Upcoming SessioN

Shinzen will be away attending a conference, so there will be no LPP on April 24.
Please join us when we resume LPP on Wednesday May 1!


WEDNESDAY, May 1, 2024 :: Charlie Sutherland

1PM PACIFIC / 2PM MOUNTAIN / 3PM CENTRAL / 4PM EASTERN


Charlie Sutherland lives in Ann Arbor, Michigan, and teaches preschool at the U School, where he has worked to integrate mindfulness practice into the curriculum and pedagogy for the children, as well as into trainings for parents, families, and his fellow educators.

Near the beginning of his teaching career, Charlie first began meditating in order to develop concentration power.

I started meditating partly out of curiosity and partly out of necessity. At the time, I was a public high school teacher. Public school environments are not well designed for concentration, and I could feel my attention span shortening. For the first year or so of practice, I was swimming around trying to find books and figure out how to learn. Then I stumbled into Shinzen’s work, and I felt more clear about what I was learning, and aligned with his approach.

Right from the beginning, applying practice in the classroom has been an interest of mine.  When I first became a preschool teacher, I was working in Montessori classrooms, which are environments that are designed for concentration. I learned more about mindfulness in early childhood education through that experience.

I’ve been at the U School since it opened in September 2015, and since then I've been focused on finding ways to bake mindfulness into the way we deliver curriculum and, really, into how our school operates for everyone involved. It's been a lot of fun and I think it's been helpful.\

Another integral piece of Charlie’s work has been developing the U School Lexicon, a mindful language tool.

The U School Lexicon is a way of speaking and guidelines for communication with young children that we created to use with the children and to train teachers and families. When families that take the training, their child is in the classroom hearing this language from us, and then they're going home where their parents are also on board, using the same language and practices.

We like to say that at the U School, the whole family enrolls. The goal of our mindfulness trainings is to educate the whole team of grownups who care for a particular child. When we get that sort of critical mass, that's when we hear “Wow, there's so much less conflict in our house” or that things are more peaceful. And that that's when I get the biggest smile.
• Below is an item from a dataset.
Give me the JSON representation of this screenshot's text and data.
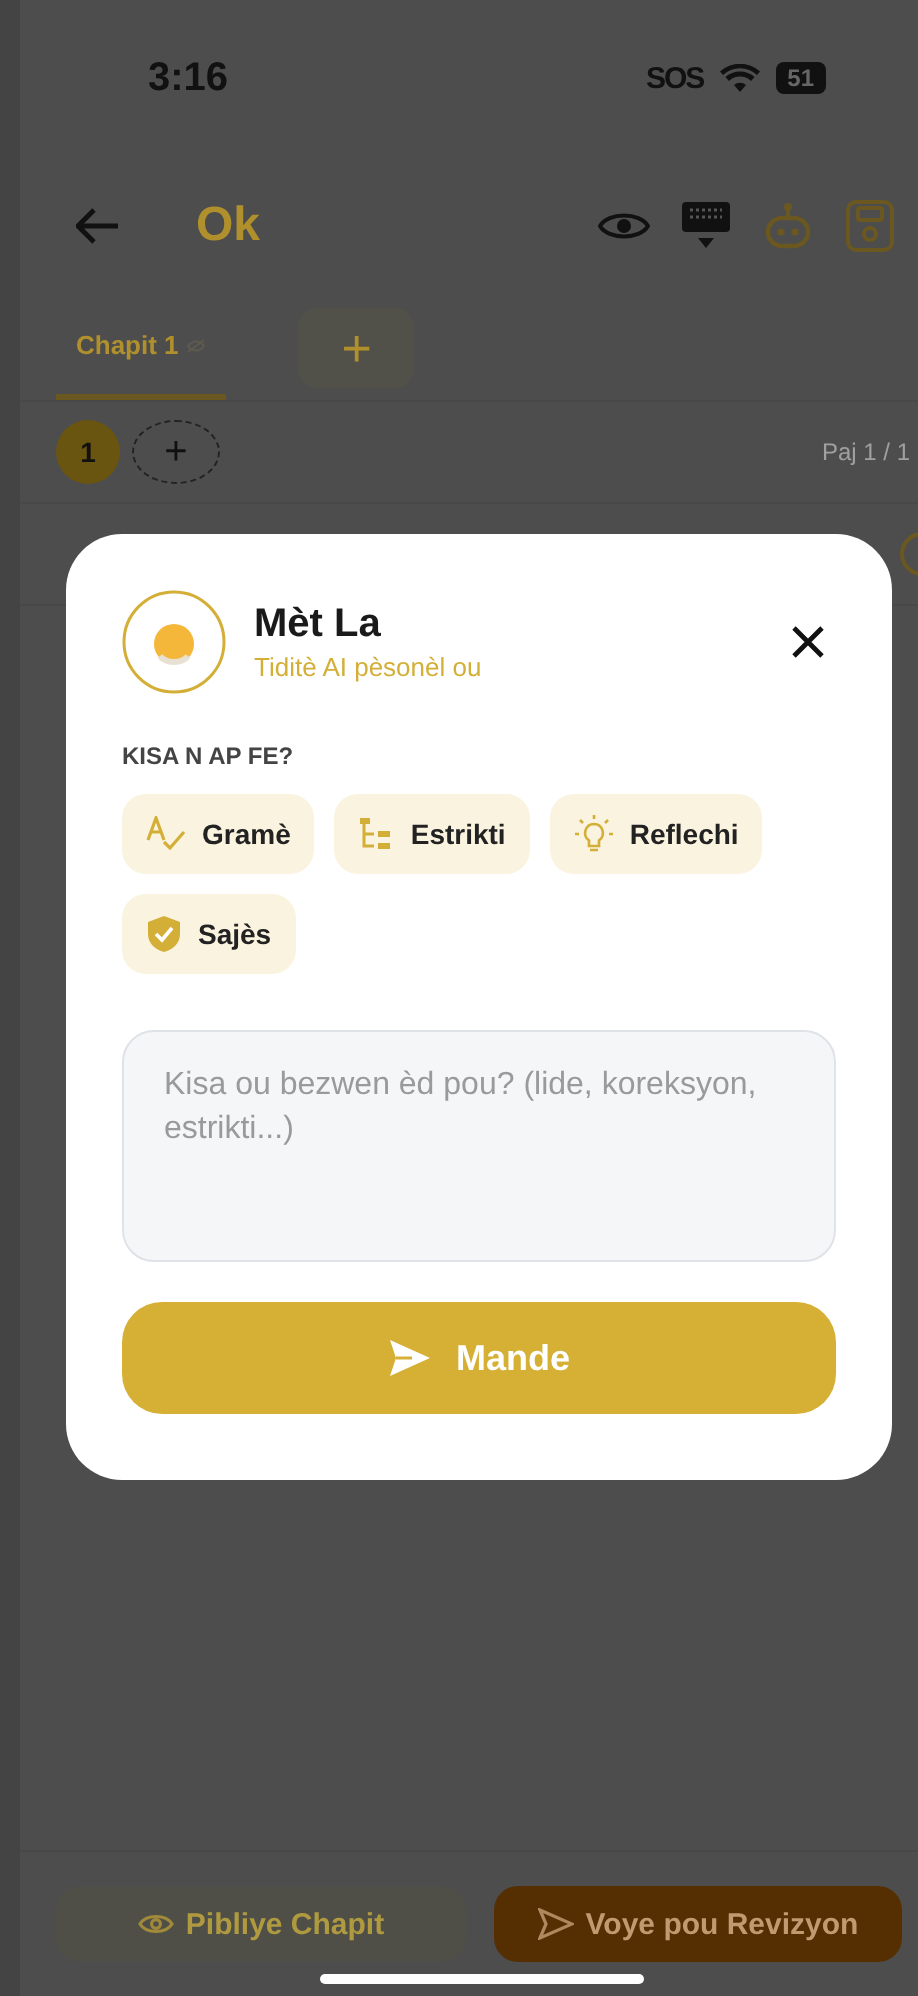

When Charlie heard Shinzen talk about Word Power, he became curious how his work -- mindful pedagogy and communication with children from the age of three -- might overlap with or relate to Shinzen’s Word Power. He’s also interested in how to interact with the children in his classroom while maintaining deep technique.

To the extent that I can currently do this skillfully, I start to experience interactions where my teacher-response emerges more organically from within the children's situation itself. Then my coaching of their play tends to come across less like a bumbling grown-up reacting from without, and more like some useful coaching and modeling arising just as much as they need. But I wonder if there are specific ways I can accelerate this skill development?